How to cast to NumPy arrays

This post is written for people like me who can never remember how to convert an array-like object back to a NumPy array. An array-like object refers to the following (not an exhaustive list):

pandas: DataFrame
tensorflow: Tensor
h5py: Dataset
dask: Array

General

If you don’t want to look up the answers on StackOverflow, just try: np.array(). There is a good chance that it will work.

import numpy as np
import pandas as pd
df = pd.DataFrame({"A": [1, 2], "B": [3, 4]})
arr = np.array(df)
print(arr.__class__)
# <class 'numpy.ndarray'>

Pandas

The recommended way to convert a pd.DataFrame to np.ndarray is to_numpy().

import pandas as pd
arr = pd.DataFrame({"A": [1, 2], "B": [3, 4]}).to_numpy()
print(arr.__class__)
# <class 'numpy.ndarray'>

TensorFlow

For TensorFlow v2 in the eager mode, use numpy() to convert a tf.Tensor (it must be of type EagerTensor).

import tensorflow as tf
x = tf.constant([[1, 2],
                 [3, 4]])
arr = x.numpy()
print(arr.__class__)
# <class 'numpy.ndarray'>

h5py

You can slice a h5py.Dataset with an empty tuple (i.e. ()) to get a np.ndarray.

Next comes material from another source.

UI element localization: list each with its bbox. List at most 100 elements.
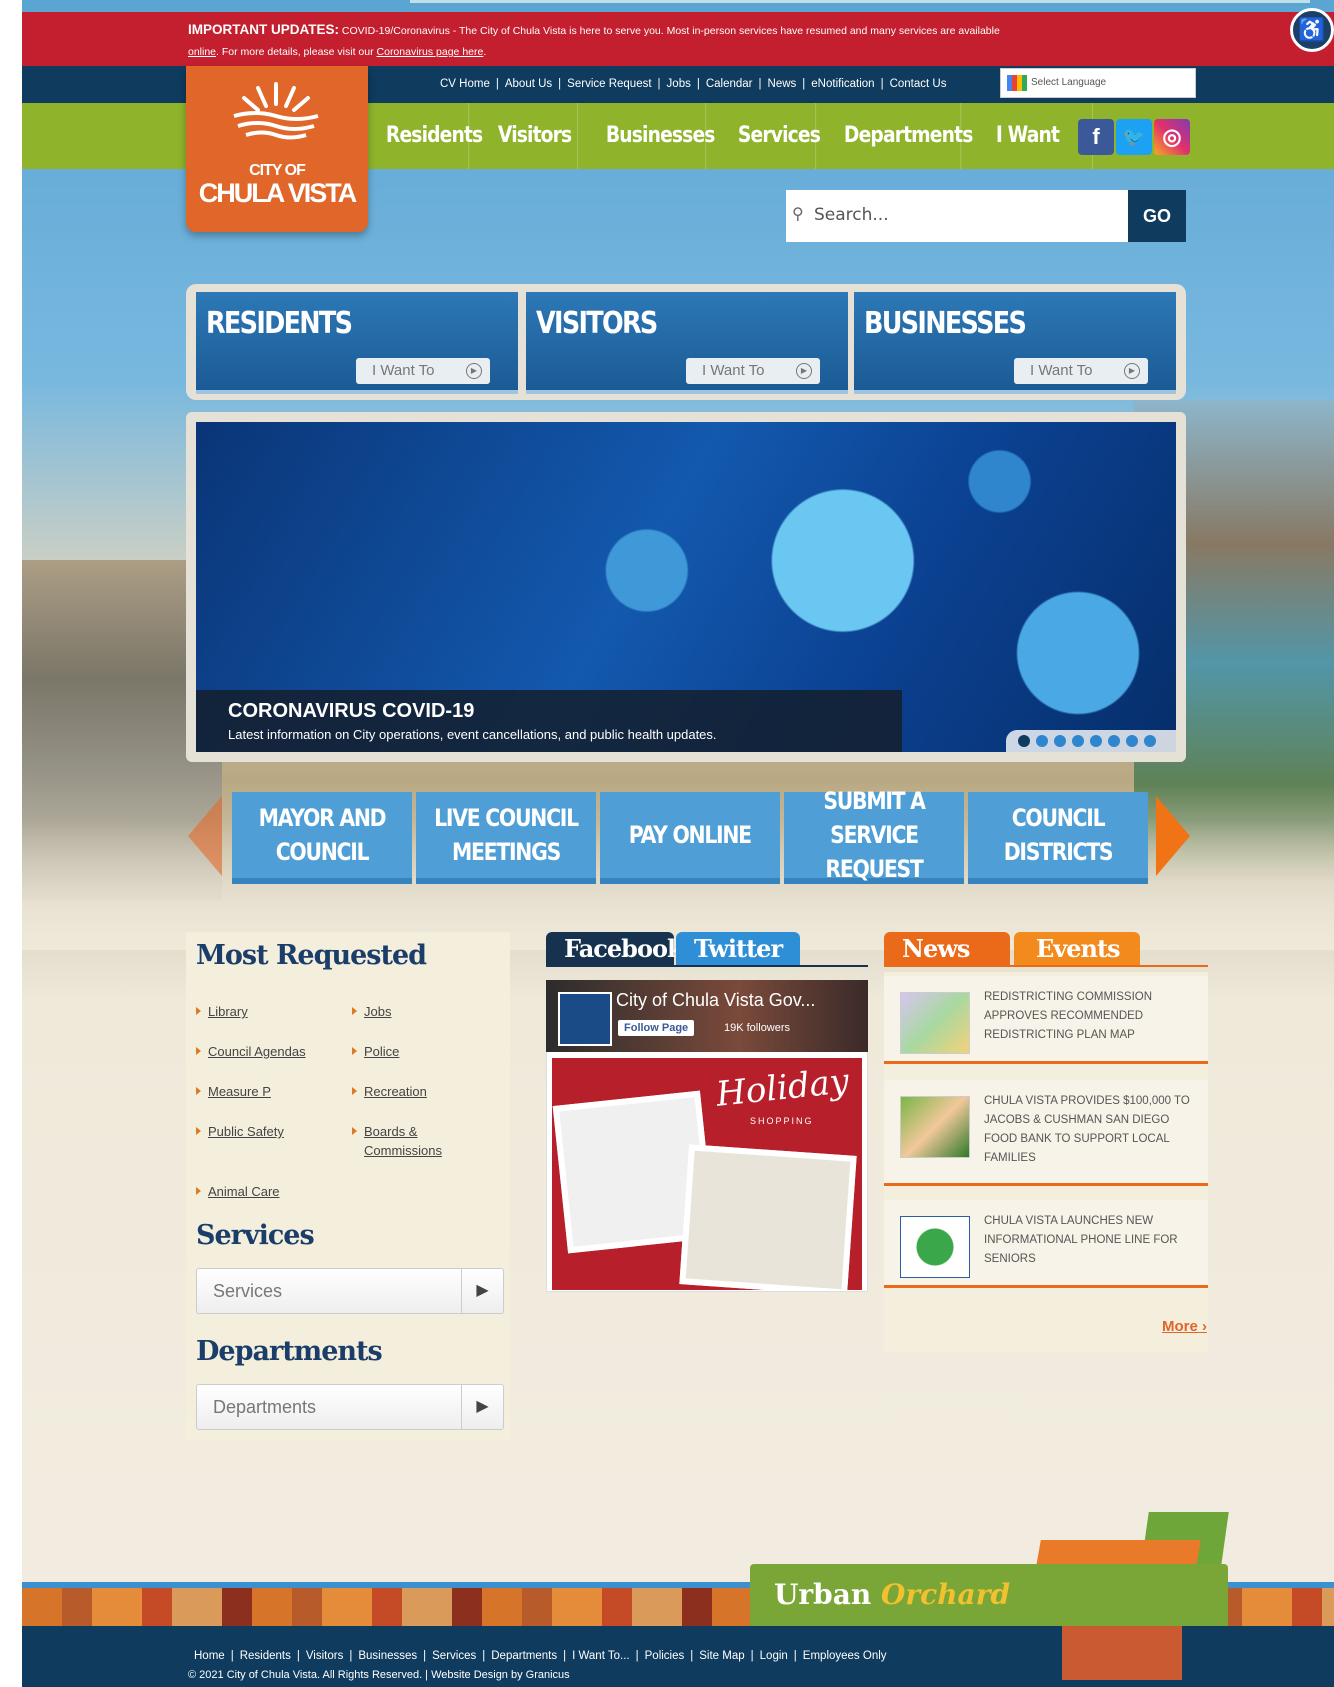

Actually, any supported slicing operations should return a np.ndarray.

import h5py
f = h5py.File('dummy.h5', 'w')
dset = f.create_dataset('dset', (10,10,10), 'f')
arr = dset[()]
print(arr.__class__)
# <class 'numpy.ndarray'>
arr = dset[:]
print(arr.__class__)
# <class 'numpy.ndarray'>

Dask

Dask arrays are lazy. To convert it into a NumPy array, a Dask array needs to be computed via the compute() method.

import dask
import dask.array as da
x = da.ones(10, chunks=(5,))
arr = x.compute()
print(arr.__class__)
# <class 'numpy.ndarray'>
y = da.ones(10, chunks=(5,))
arr0, arr1 = dask.compute(x, y)
print(arr0.__class__, arr1.__class__)
# <class 'numpy.ndarray'> <class 'numpy.ndarray'>

As a footnote, to convert a scalar np.ndarray back to a built-in Python object, use item(). For instance, np.array([1]).item() will return 1.